H. Koon Wee is Assistant Professor at the HKU Department of Architecture, and founding director of the Cities in Asia Summer Program. He served as the Academic Director of the HKU Shanghai Study Center between 2008-2011. He teaches core classes in urban history, globalization, politics of memory and identity, and architectural design. His research work focuses on the sociopolitical and urban effects of industrialization and modernization in Asian cities in the 20th century, and the transnational formation of Asian modernism in architecture and urbanism. His research will be published in a forthcoming monograph entitled “The Other Factory: Architecture of the Urban-Industrial Complex” to be published in 2019 by Actar and Tongji University Press. This research was supported by the competitive C-Foundation grant. Other authored and edited books include “Singapore Dreaming: Managing Utopia,” and “The Social Imperative in China: Architecture & the City.” Recently completed journal papers and book chapters include “The Emergence of the global and social city: Golden Mile and the politics of urban renewal” by Planning Perspectives, “Bigness and the Search for Identity” by A+U, and “An Emergent Asian Modernism: Think Tanks and the Design of the Environment” by World Scientific Press. He is involved in a number of editorial boards, and was most recently invited to work on the reinvigorated Ekistics and the New Habitat journal.

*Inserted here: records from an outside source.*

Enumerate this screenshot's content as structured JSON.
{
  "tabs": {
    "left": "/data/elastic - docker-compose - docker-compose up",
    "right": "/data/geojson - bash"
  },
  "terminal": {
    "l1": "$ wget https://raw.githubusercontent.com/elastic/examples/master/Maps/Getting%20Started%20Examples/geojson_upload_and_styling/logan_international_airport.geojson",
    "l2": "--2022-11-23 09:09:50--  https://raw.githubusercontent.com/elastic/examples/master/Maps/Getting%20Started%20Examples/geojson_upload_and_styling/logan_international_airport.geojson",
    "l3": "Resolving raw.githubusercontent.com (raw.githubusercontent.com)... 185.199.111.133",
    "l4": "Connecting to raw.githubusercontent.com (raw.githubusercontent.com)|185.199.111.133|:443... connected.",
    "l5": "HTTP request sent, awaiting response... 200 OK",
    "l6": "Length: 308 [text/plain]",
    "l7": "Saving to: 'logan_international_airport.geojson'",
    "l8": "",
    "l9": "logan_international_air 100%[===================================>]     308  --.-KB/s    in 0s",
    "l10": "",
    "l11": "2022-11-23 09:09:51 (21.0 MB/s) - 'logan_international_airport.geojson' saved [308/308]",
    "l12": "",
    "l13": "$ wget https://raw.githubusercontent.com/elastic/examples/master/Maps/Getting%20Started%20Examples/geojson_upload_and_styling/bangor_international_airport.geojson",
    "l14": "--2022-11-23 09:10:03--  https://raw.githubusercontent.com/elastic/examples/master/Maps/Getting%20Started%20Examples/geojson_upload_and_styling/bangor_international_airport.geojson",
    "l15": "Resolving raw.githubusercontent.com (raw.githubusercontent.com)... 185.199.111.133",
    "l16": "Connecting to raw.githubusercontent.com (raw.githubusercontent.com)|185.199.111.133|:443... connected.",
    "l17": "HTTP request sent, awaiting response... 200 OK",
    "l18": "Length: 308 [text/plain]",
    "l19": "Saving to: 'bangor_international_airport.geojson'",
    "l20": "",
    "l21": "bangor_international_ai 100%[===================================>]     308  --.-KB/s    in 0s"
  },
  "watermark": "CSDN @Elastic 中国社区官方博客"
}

Koon’s research connects with his experimental architectural practice SKEW Collaborative. He received a number of international accolades for the design of industrial buildings and campuses, such as Blueprint, Green Dot, LEAF, and the Chicago Athenaeum Awards. SKEW was once recognized as an emerging architectural practice by Architectural Record and Architectural Review (Australia), and was included in a recent publication entitled “Fifty Under Fifty: Innovators of the 21st Century.” In support of design excellence and education, Koon was selected to be the co-director for the 2017 Architecture Festival “Archifest” by the Singapore Institute of Architects. The festival theme “Building Agency” was further developed into a series of professional and educational workshops in Manila, Tokyo and Shanghai. Koon is a registered architect with the Singapore Board of Architects and the Dutch Architects Register. He is a founding member of the Docomomo Hong Kong Chapter, and advisory board member of Asian Urban Lab. He supports governments and NGOs in a number of advisory roles, including the Singapore Center for Liveable Cities’ Leaders in Urban Governance Program, Design Singapore Council, Hong Kong Buildings Department, Haiti International University Center, Orphans International, AA Asia, and Modern Asian Architecture Network.